Há dias, a mítica ponte Golden Gate de São Francisco comemorou 75 anos de existência. Houve festa, comemorações oficiais e foguetes pela celebração de uma das Sete Maravilhas do Mundo Moderno. Mas houve também espaço para recordar a macabra fatalidade que esta ponte transporta: a altíssima taxa de suicídios (até à data, foram 1558 e muitas outras tentativas).
Sobre o fenómeno dos suicidas da ponte Golden Gate existe um notável documentário intitulado "A Ponte" (2006) de Eric Steel. O que leva tanta gente desesperada a cometer suicídio deitando-se abaixo de uma das pontes mais belas do mundo? Que fascínio mórbido é este? E porque é que as autoridades não tomam medidas preventivas que possam diminuir drasticamente esta estatística doentia? O documentário não dá respostas a nenhuma destas questões. Nem pretende fazê-lo. O que faz é mostrar, friamente, o fenómeno suicida na ponte de São Francisco, sem interpretações morais, éticas ou políticas.
Steel filmou durante um ano (2004) a ponte 24 horas por dia, captando os 23 suicídios dos 24 ocorridos naquele ano. Uma média de um suicídio a cada 15 dias (fora as tentativas). O realizador mostra a morte como se fosse em directo, num registo de voyuerismo mórbido que em nada anula a carga de dramatismo da matéria filmada.
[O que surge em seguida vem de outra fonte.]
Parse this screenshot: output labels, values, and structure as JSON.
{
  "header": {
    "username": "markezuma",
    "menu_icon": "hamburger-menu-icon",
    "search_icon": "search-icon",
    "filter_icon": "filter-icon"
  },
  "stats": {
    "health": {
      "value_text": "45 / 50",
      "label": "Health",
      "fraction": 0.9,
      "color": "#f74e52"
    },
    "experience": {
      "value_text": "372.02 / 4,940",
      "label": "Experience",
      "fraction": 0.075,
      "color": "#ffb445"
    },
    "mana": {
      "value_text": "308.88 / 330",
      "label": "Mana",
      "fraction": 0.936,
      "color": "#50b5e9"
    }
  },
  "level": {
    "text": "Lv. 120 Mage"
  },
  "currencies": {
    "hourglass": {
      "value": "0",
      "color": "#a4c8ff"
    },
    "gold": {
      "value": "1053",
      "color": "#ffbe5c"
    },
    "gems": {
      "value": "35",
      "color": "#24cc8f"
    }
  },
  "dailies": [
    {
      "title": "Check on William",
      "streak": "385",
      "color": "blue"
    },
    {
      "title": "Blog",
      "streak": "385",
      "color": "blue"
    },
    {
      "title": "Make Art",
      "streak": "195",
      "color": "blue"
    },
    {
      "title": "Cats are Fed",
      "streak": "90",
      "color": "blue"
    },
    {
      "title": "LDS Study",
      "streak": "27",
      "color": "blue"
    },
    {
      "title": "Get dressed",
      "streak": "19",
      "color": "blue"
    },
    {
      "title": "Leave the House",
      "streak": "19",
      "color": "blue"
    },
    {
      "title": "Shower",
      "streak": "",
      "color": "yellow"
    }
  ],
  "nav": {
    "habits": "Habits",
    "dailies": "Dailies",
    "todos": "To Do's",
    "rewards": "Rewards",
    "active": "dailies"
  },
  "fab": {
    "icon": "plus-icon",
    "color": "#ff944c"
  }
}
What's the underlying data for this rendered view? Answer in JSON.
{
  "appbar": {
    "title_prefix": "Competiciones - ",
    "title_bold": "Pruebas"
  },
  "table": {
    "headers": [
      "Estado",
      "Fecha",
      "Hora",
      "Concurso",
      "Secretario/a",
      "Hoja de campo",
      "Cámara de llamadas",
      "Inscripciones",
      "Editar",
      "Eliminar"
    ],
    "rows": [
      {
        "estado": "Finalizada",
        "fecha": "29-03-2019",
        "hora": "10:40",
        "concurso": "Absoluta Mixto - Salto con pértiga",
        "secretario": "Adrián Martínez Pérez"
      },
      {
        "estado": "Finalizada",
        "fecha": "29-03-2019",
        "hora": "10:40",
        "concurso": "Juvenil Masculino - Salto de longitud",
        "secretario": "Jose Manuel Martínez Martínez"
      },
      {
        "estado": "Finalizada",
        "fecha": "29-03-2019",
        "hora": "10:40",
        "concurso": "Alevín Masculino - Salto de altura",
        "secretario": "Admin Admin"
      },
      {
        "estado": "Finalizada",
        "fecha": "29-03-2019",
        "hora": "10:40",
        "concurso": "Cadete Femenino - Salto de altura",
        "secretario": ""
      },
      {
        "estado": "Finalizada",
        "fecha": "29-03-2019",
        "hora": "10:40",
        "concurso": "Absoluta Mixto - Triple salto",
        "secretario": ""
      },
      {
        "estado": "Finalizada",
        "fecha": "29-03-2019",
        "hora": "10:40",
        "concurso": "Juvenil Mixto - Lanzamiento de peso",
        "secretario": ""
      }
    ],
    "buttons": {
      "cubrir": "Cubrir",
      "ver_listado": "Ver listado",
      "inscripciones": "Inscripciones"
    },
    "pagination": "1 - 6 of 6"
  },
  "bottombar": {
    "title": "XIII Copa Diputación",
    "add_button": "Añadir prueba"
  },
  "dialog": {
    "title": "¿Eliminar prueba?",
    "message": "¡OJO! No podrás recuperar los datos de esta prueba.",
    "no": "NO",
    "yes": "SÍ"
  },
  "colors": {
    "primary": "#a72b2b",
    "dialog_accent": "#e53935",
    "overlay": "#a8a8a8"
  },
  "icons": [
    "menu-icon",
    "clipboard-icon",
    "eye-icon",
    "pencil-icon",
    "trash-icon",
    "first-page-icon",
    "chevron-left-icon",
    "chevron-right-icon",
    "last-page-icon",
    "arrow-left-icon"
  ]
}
Complementarmente, Eric Steel entrevista familiares e amigos dos suicidas, tentando compreender as motivações, as personalidades, o porquê. Aí ficamos a saber que a maior parte dos que se suicidam sofrem de depressões e que a taxa de sobrevivência da queda na água é baixíssima (o documentário dá conta de um pungente testemunho de um jovem sobrevivente).
Dos vários casos relatados no filme, o que mais me impressionou é o de Gene Sprague: um jovem, vestido todo de negro, cabelo comprido, óculos escuros, encontra-se encostado à grade da ponte. Olha para um lado e para o outro. O vento forte agita-lhe os longos cabelos. Senta-se na grade durante uns momentos. De um instante para o outro, Gene coloca-se de pé na grade e lança-se hirto de costas para o rio. A sua queda até à morte demorou 4 segundos, a 100km/h:
As autoridades referem que colocar uma vedação mais alta no tabuleiro da ponte iria danificar a estética da obra, para além de significar o investimento de milhões de dólares. Enquanto isso, dezenas de homens e mulheres, vindos de todos os pontos da América, continuam a deslocar-se até à ponte Golden Gate para pôr fim trágico às suas vidas (uma média de 30 suicídios por ano e muitas mais tentativas).
"A Ponte" é um filme forte, sem concessões, que alerta para um drama social de proporções grotescas. É um documentário que apela ao mais íntimo do ser humano, à nossa consciência e ao nosso espírito.
"A Ponte" é um filme forte, sem concessões, que alerta para um drama social de proporções grotescas. É um documentário que apela ao mais íntimo do ser humano, à nossa consciência e ao nosso espírito.